Il risultato? Un vero pasticcio! Un film senza capo né coda! La +
grande delusione della stagione. Inizialmente si è affascinati dalla
Montmartre di Luhrmann, ma poi le vorticose carrellate del cineasta australiano
e il Can Can al ritmo dei Nirvana e di David Bowie finiscono solo per annoiare
lo spettatore. E poi una sceneggiatura da telenovela e attori di talento
che invano ce la mettono tutta: Nicole Kidman canterebbe e ballerebbe benino
e lo stesso Ewan Mc Gregor peccato che le canzoni pop non si incastrino
per niente con l'ambientazione Belle Epoque.

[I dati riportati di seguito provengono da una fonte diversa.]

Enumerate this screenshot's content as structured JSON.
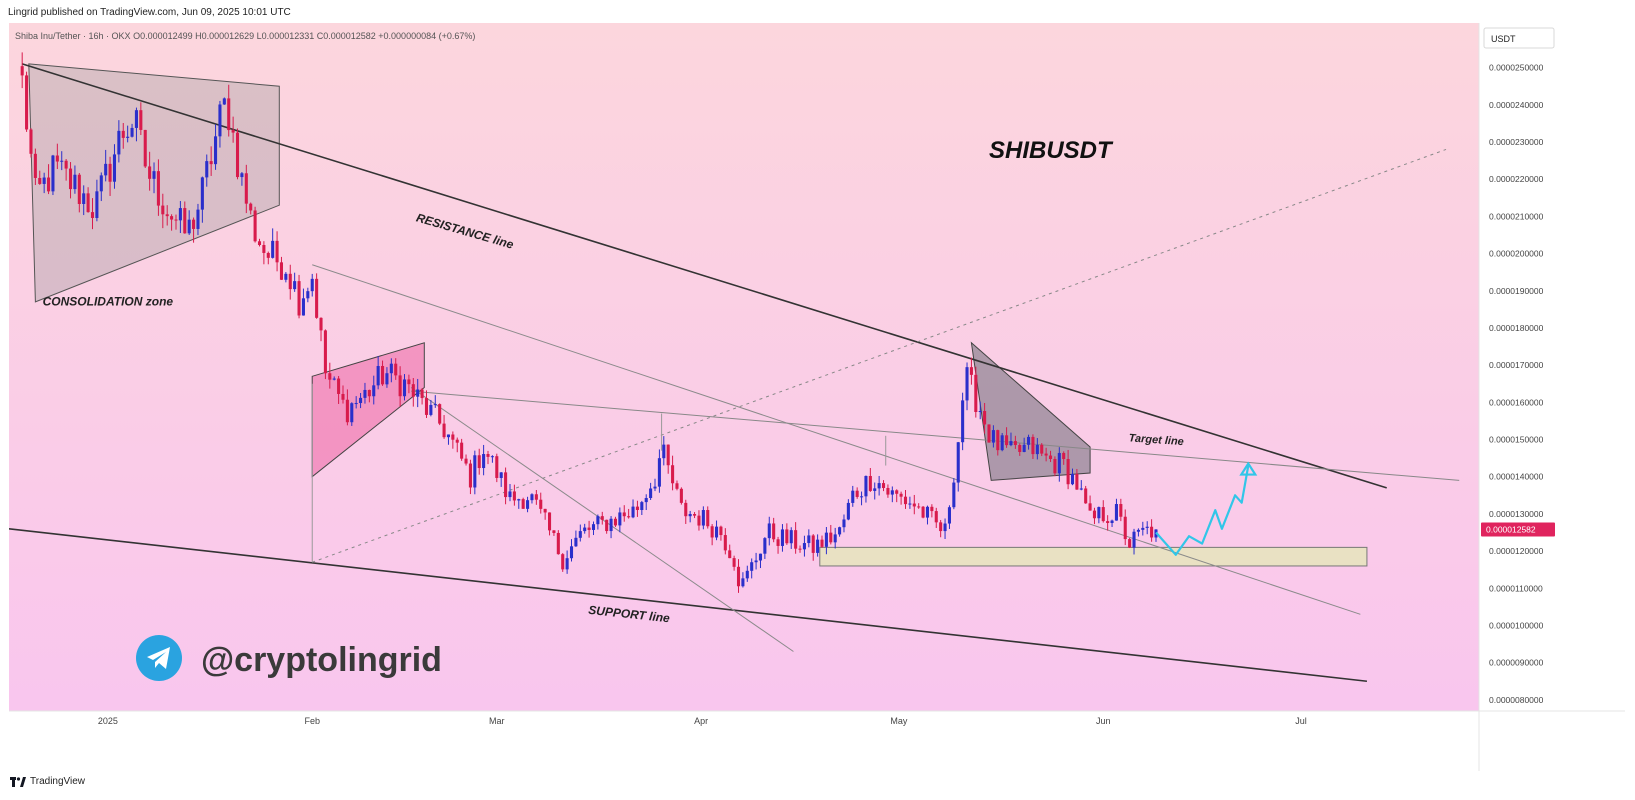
{
  "header": {
    "published": "Lingrid published on TradingView.com, Jun 09, 2025 10:01 UTC"
  },
  "footer": {
    "brand": "TradingView"
  },
  "colors": {
    "bg_top": "#fcd6dd",
    "bg_bottom": "#f9c6ee",
    "candle_up": "#2a2fcb",
    "candle_down": "#d81b4c",
    "zone_fill": "#e9e1c3",
    "arrow": "#31c6e8",
    "price_badge": "#e0245e",
    "telegram": "#2aa3e0"
  },
  "chart_data": {
    "type": "candlestick",
    "symbol_line": "Shiba Inu/Tether · 16h · OKX  O0.000012499  H0.000012629  L0.000012331  C0.000012582  +0.000000084 (+0.67%)",
    "title": "SHIBUSDT",
    "currency": "USDT",
    "last_price_label": "0.000012582",
    "ylim": [
      7.7e-06,
      2.62e-05
    ],
    "y_ticks": [
      "0.0000080000",
      "0.0000090000",
      "0.0000100000",
      "0.0000110000",
      "0.0000120000",
      "0.0000130000",
      "0.0000140000",
      "0.0000150000",
      "0.0000160000",
      "0.0000170000",
      "0.0000180000",
      "0.0000190000",
      "0.0000200000",
      "0.0000210000",
      "0.0000220000",
      "0.0000230000",
      "0.0000240000",
      "0.0000250000"
    ],
    "x_ticks": [
      {
        "label": "2025",
        "date": "2025-01-01"
      },
      {
        "label": "Feb",
        "date": "2025-02-01"
      },
      {
        "label": "Mar",
        "date": "2025-03-01"
      },
      {
        "label": "Apr",
        "date": "2025-04-01"
      },
      {
        "label": "May",
        "date": "2025-05-01"
      },
      {
        "label": "Jun",
        "date": "2025-06-01"
      },
      {
        "label": "Jul",
        "date": "2025-07-01"
      }
    ],
    "xlim": [
      "2024-12-17",
      "2025-07-28"
    ],
    "close_path": [
      {
        "date": "2024-12-19",
        "close": 2.46e-05
      },
      {
        "date": "2024-12-21",
        "close": 2.15e-05
      },
      {
        "date": "2024-12-24",
        "close": 2.23e-05
      },
      {
        "date": "2024-12-27",
        "close": 2.18e-05
      },
      {
        "date": "2024-12-30",
        "close": 2.12e-05
      },
      {
        "date": "2025-01-03",
        "close": 2.32e-05
      },
      {
        "date": "2025-01-05",
        "close": 2.36e-05
      },
      {
        "date": "2025-01-07",
        "close": 2.22e-05
      },
      {
        "date": "2025-01-10",
        "close": 2.12e-05
      },
      {
        "date": "2025-01-13",
        "close": 2.05e-05
      },
      {
        "date": "2025-01-15",
        "close": 2.14e-05
      },
      {
        "date": "2025-01-18",
        "close": 2.36e-05
      },
      {
        "date": "2025-01-19",
        "close": 2.41e-05
      },
      {
        "date": "2025-01-21",
        "close": 2.22e-05
      },
      {
        "date": "2025-01-23",
        "close": 2.07e-05
      },
      {
        "date": "2025-01-25",
        "close": 2e-05
      },
      {
        "date": "2025-01-28",
        "close": 1.97e-05
      },
      {
        "date": "2025-01-30",
        "close": 1.88e-05
      },
      {
        "date": "2025-02-01",
        "close": 1.94e-05
      },
      {
        "date": "2025-02-03",
        "close": 1.68e-05
      },
      {
        "date": "2025-02-06",
        "close": 1.58e-05
      },
      {
        "date": "2025-02-09",
        "close": 1.62e-05
      },
      {
        "date": "2025-02-12",
        "close": 1.68e-05
      },
      {
        "date": "2025-02-15",
        "close": 1.65e-05
      },
      {
        "date": "2025-02-18",
        "close": 1.59e-05
      },
      {
        "date": "2025-02-21",
        "close": 1.53e-05
      },
      {
        "date": "2025-02-25",
        "close": 1.4e-05
      },
      {
        "date": "2025-02-27",
        "close": 1.48e-05
      },
      {
        "date": "2025-03-03",
        "close": 1.34e-05
      },
      {
        "date": "2025-03-06",
        "close": 1.35e-05
      },
      {
        "date": "2025-03-09",
        "close": 1.25e-05
      },
      {
        "date": "2025-03-11",
        "close": 1.18e-05
      },
      {
        "date": "2025-03-14",
        "close": 1.25e-05
      },
      {
        "date": "2025-03-18",
        "close": 1.28e-05
      },
      {
        "date": "2025-03-22",
        "close": 1.31e-05
      },
      {
        "date": "2025-03-25",
        "close": 1.4e-05
      },
      {
        "date": "2025-03-26",
        "close": 1.47e-05
      },
      {
        "date": "2025-03-29",
        "close": 1.31e-05
      },
      {
        "date": "2025-04-01",
        "close": 1.29e-05
      },
      {
        "date": "2025-04-04",
        "close": 1.25e-05
      },
      {
        "date": "2025-04-06",
        "close": 1.18e-05
      },
      {
        "date": "2025-04-07",
        "close": 1.1e-05
      },
      {
        "date": "2025-04-09",
        "close": 1.17e-05
      },
      {
        "date": "2025-04-11",
        "close": 1.25e-05
      },
      {
        "date": "2025-04-14",
        "close": 1.23e-05
      },
      {
        "date": "2025-04-18",
        "close": 1.21e-05
      },
      {
        "date": "2025-04-22",
        "close": 1.25e-05
      },
      {
        "date": "2025-04-24",
        "close": 1.35e-05
      },
      {
        "date": "2025-04-27",
        "close": 1.4e-05
      },
      {
        "date": "2025-04-30",
        "close": 1.35e-05
      },
      {
        "date": "2025-05-03",
        "close": 1.33e-05
      },
      {
        "date": "2025-05-06",
        "close": 1.28e-05
      },
      {
        "date": "2025-05-08",
        "close": 1.25e-05
      },
      {
        "date": "2025-05-10",
        "close": 1.5e-05
      },
      {
        "date": "2025-05-11",
        "close": 1.67e-05
      },
      {
        "date": "2025-05-13",
        "close": 1.6e-05
      },
      {
        "date": "2025-05-15",
        "close": 1.5e-05
      },
      {
        "date": "2025-05-18",
        "close": 1.46e-05
      },
      {
        "date": "2025-05-21",
        "close": 1.48e-05
      },
      {
        "date": "2025-05-23",
        "close": 1.45e-05
      },
      {
        "date": "2025-05-26",
        "close": 1.43e-05
      },
      {
        "date": "2025-05-28",
        "close": 1.38e-05
      },
      {
        "date": "2025-05-30",
        "close": 1.28e-05
      },
      {
        "date": "2025-06-01",
        "close": 1.3e-05
      },
      {
        "date": "2025-06-03",
        "close": 1.3e-05
      },
      {
        "date": "2025-06-05",
        "close": 1.22e-05
      },
      {
        "date": "2025-06-07",
        "close": 1.25e-05
      },
      {
        "date": "2025-06-09",
        "close": 1.2582e-05
      }
    ],
    "annotations": [
      {
        "type": "text",
        "text": "RESISTANCE line",
        "date": "2025-02-24",
        "price": 2.05e-05,
        "rotate": 16
      },
      {
        "type": "text",
        "text": "SUPPORT line",
        "date": "2025-03-21",
        "price": 1.02e-05,
        "rotate": 6
      },
      {
        "type": "text",
        "text": "CONSOLIDATION zone",
        "date": "2025-01-01",
        "price": 1.86e-05,
        "rotate": 0
      },
      {
        "type": "text",
        "text": "Target line",
        "date": "2025-06-09",
        "price": 1.49e-05,
        "rotate": 4
      },
      {
        "type": "text",
        "text": "@cryptolingrid",
        "kind": "watermark"
      }
    ],
    "lines": {
      "resistance": [
        [
          "2024-12-19",
          2.51e-05
        ],
        [
          "2025-07-14",
          1.37e-05
        ]
      ],
      "support": [
        [
          "2024-12-17",
          1.26e-05
        ],
        [
          "2025-07-11",
          8.5e-06
        ]
      ],
      "target": [
        [
          "2025-02-16",
          1.63e-05
        ],
        [
          "2025-07-25",
          1.39e-05
        ]
      ],
      "dotted_trend": [
        [
          "2025-02-01",
          1.17e-05
        ],
        [
          "2025-07-23",
          2.28e-05
        ]
      ],
      "inner_channel_top": [
        [
          "2025-02-01",
          1.97e-05
        ],
        [
          "2025-07-10",
          1.03e-05
        ]
      ],
      "inner_diag": [
        [
          "2025-02-16",
          1.64e-05
        ],
        [
          "2025-04-15",
          9.3e-06
        ]
      ],
      "peak_mar": [
        [
          "2025-03-26",
          1.47e-05
        ],
        [
          "2025-03-26",
          1.57e-05
        ]
      ],
      "peak_apr": [
        [
          "2025-04-29",
          1.43e-05
        ],
        [
          "2025-04-29",
          1.51e-05
        ]
      ],
      "vert_feb": [
        [
          "2025-02-01",
          1.65e-05
        ],
        [
          "2025-02-01",
          1.17e-05
        ]
      ]
    },
    "shapes": {
      "consolidation": [
        [
          "2024-12-20",
          2.51e-05
        ],
        [
          "2025-01-27",
          2.45e-05
        ],
        [
          "2025-01-27",
          2.13e-05
        ],
        [
          "2024-12-21",
          1.87e-05
        ]
      ],
      "pink_flag": [
        [
          "2025-02-01",
          1.67e-05
        ],
        [
          "2025-02-18",
          1.76e-05
        ],
        [
          "2025-02-18",
          1.64e-05
        ],
        [
          "2025-02-01",
          1.4e-05
        ]
      ],
      "grey_flag": [
        [
          "2025-05-12",
          1.76e-05
        ],
        [
          "2025-05-30",
          1.48e-05
        ],
        [
          "2025-05-30",
          1.41e-05
        ],
        [
          "2025-05-15",
          1.39e-05
        ]
      ],
      "support_zone": {
        "from": "2025-04-19",
        "to": "2025-07-11",
        "low": 1.16e-05,
        "high": 1.21e-05
      }
    },
    "projection": [
      [
        "2025-06-09",
        1.25e-05
      ],
      [
        "2025-06-12",
        1.19e-05
      ],
      [
        "2025-06-14",
        1.24e-05
      ],
      [
        "2025-06-16",
        1.22e-05
      ],
      [
        "2025-06-18",
        1.31e-05
      ],
      [
        "2025-06-19",
        1.26e-05
      ],
      [
        "2025-06-21",
        1.35e-05
      ],
      [
        "2025-06-22",
        1.33e-05
      ],
      [
        "2025-06-23",
        1.43e-05
      ]
    ]
  }
}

La candidatura all'Oscar di Nicole Kidman lascia veramene esterefatti perché
Moulin Rouge! non è assolutamente la sua performance migliore: la
bella australiana in precedenza ha fatto di meglio come Eyes
Wide Shut e il bellissimo thriller The
Others. Mescolare classico e moderno è lo sport preferito
di Luhrmann. Il cineasta con Romeo e Giulietta, era riuscito
ad ambientare la celebre tragedia di Shakespeare nell'America di oggi facendole
prendere i risvolti di uno scontro contemporaneo tra gang rivali senza tradire
assolutamente la classicità del Bardo. Peccato che con Moulin Rouge
non sia riuscito a fare il bis.
La cosa migliore del del film? I titoli di coda.